For some reason, Tommy died of a blown headgasket at only 170,000 miles, and we'll go to our graves not understanding why. He had been in an accident before Dolores bought her, we somehow figured out, and we wondered if Tommy had been banged hard enough to damage the engine.
For a brief six months, we next had Bobby Beater, our next Suby, a 1990 wagon with four-wheel-drive that was even able to negotiate Ellsworth's wintry roads. On a steep hill that turned out to not have been plowed at all, I thought Bobby had been defeated. He sort of stopped on the hill in the more-than-a-foot of snow. But, no, I felt this throbbing as he kept on chugging, so I kept my foot down a bit on the pedal, and Bobby broke on through and up the hill.

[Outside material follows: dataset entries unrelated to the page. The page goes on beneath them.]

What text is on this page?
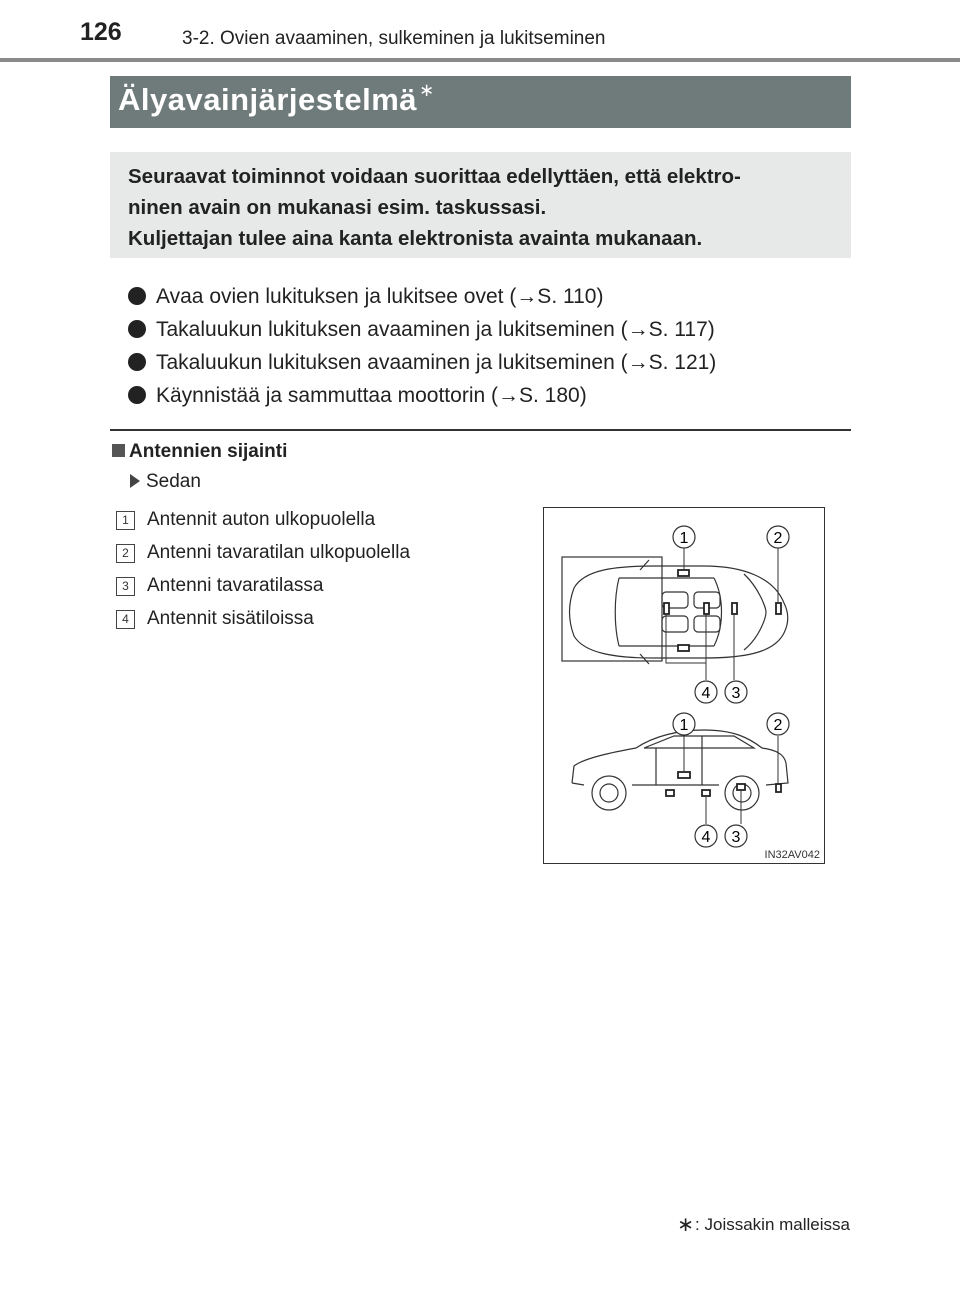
126	3-2. Ovien avaaminen, sulkeminen ja lukitseminen
Älyavainjärjestelmä ∗

Seuraavat toiminnot voidaan suorittaa edellyttäen, että elektro-

ninen avain on mukanasi esim. taskussasi.

Kuljettajan tulee aina kanta elektronista avainta mukanaan.

Avaa ovien lukituksen ja lukitsee ovet (→S. 110)
Takaluukun lukituksen avaaminen ja lukitseminen (→S. 117)
Takaluukun lukituksen avaaminen ja lukitseminen (→S. 121)
Käynnistää ja sammuttaa moottorin (→S. 180)
Antennien sijainti
Sedan
1 Antennit auton ulkopuolella
2 Antenni tavaratilan ulkopuolella
3 Antenni tavaratilassa
4 Antennit sisätiloissa
1	2
4 3
1	2
4 3
IN32AV042
∗: Joissakin malleissa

Tommy got 40 miles to the gallon. Bobby got 26. Our present Toyota Echo, Ellie, gets 45 or even 46 on good summer open roads and 35 in winter when she has to sit and idle while her windshield defrosts before she plows through fresh, unbroken snow. She's gone through ten inches or so this winter, kind of smiling a bit. A friend said she felt bad for us, because our small car couldn't go through snow like her prehistoric wagon.
We'll never tell her the truth, because we don't have many friends.